Oleh Dewan Redaksi
Kita semua memiliki karakter yang kita cari ketika kita menginginkan koneksi. Mungkin Anda menonton satu film setiap tahun atau mendengarkan satu album setiap kali Anda merasa sedih. Beberapa dari kita telah menciptakan kepribadian untuk influencer favorit kita dan menguntit mereka di Instagram, yakin bahwa kita mengenal mereka.
Kita semua memiliki satu karakter yang kita yakini akan menjadi cinta dalam hidup kita jika mereka benar-benar ada (musim ketiga Jess Mariano di “Gilmore Girls”). Sejauh mana kita terobsesi dengan acara TV atau komedi romantis terbaru, mengantisipasi novel roman terbaru, membela selebriti favorit kita yang “tidak akan menyakiti seekor lalat pun” atau menguntit influencer di media sosial telah menjadi sesuatu yang menakutkan.

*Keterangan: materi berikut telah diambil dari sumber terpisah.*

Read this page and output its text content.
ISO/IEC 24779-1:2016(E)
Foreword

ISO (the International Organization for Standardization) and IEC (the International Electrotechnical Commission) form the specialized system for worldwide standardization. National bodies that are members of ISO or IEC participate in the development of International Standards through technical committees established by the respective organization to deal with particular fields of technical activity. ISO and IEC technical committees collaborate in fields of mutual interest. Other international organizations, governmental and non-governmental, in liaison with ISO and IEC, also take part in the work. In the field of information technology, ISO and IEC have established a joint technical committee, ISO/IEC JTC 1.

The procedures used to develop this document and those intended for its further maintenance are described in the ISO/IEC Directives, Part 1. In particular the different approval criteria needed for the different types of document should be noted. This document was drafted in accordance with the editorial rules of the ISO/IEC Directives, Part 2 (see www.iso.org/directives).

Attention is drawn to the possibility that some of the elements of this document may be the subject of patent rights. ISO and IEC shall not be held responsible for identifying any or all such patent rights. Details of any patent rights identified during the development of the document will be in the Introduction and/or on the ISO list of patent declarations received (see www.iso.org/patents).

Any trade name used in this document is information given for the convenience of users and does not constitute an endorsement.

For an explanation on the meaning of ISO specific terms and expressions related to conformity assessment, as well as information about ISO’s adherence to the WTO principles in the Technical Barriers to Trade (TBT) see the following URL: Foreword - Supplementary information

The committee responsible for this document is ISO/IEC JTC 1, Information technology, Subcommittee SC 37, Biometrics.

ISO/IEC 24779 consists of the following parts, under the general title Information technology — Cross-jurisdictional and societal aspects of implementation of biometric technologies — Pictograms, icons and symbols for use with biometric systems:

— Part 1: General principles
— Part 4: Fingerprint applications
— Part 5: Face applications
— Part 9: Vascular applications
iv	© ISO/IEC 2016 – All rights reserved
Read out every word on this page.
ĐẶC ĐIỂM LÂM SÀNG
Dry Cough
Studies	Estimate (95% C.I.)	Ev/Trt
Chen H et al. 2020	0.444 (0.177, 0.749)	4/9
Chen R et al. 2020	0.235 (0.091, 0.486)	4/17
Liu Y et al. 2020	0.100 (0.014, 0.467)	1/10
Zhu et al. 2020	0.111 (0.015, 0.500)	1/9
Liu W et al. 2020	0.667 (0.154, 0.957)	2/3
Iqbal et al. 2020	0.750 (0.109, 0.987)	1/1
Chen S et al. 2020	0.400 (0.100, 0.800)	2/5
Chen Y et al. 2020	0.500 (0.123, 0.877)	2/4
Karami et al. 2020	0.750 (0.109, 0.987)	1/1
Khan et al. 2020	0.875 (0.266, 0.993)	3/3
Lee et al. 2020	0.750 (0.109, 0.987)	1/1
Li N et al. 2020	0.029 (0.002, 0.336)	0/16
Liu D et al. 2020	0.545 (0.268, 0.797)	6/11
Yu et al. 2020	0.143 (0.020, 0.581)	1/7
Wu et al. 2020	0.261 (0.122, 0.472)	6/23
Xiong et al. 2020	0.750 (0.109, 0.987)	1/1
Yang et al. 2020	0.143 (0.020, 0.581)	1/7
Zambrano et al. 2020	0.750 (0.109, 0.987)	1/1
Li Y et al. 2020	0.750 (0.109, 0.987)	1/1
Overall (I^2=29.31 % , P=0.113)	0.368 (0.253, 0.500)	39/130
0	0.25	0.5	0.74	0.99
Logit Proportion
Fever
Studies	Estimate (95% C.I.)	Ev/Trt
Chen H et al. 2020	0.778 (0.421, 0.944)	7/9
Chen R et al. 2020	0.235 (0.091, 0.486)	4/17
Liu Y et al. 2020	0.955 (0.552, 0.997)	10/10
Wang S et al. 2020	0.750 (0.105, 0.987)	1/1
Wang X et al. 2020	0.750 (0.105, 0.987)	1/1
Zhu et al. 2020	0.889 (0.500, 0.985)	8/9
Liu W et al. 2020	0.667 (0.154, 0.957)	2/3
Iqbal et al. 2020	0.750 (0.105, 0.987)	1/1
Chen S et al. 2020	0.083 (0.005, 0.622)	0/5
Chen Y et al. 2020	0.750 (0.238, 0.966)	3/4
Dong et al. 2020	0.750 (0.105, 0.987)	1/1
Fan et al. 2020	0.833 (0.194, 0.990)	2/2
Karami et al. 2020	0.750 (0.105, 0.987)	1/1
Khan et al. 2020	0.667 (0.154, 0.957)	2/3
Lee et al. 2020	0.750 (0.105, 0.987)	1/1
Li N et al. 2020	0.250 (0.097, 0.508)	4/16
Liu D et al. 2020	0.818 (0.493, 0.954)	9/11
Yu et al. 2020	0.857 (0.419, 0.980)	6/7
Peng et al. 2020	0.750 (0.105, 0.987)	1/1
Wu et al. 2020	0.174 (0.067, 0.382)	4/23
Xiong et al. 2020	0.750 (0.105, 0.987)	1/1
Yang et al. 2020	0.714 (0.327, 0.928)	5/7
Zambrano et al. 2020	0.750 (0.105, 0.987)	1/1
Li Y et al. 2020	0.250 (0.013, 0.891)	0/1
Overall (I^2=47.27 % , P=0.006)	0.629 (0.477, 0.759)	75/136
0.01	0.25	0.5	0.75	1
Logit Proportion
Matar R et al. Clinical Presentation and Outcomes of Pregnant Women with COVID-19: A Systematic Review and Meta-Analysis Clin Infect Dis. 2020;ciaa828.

Menurut para ahli, hal-hal ini bukan hanya sekedar rasa bersalah. Itu berbahaya. Sebuah Stanford belajar dari tahun 2014 menemukan bahwa, “rendahnya tingkat hubungan sosial dikaitkan dengan penurunan kesehatan fisik dan psikologis serta kemungkinan lebih tinggi terjadinya perilaku antisosial yang mengarah pada isolasi lebih lanjut.”
Itu keterhubungan Rasa memiliki dan kesehatan mental menjadi sangat jelas selama pandemi COVID-19, dan para ahli sepakat mengenai dampak psikologis terbesar dari lockdown: kesepian.
COVID-19 menimbulkan kerusakan yang tidak dapat diperbaiki lagi terhadap keinginan masyarakat untuk menjalin hubungan antarmanusia. Hal ini tidak hanya memaksa semua orang menggunakan teknologi dan hiburan untuk memenuhi keinginan mereka akan koneksi karena pertemuan tatap muka merupakan hal yang mematikan, namun kini dunia nampaknya takut akan hubungan antarmanusia dan berisiko hilang kapan saja.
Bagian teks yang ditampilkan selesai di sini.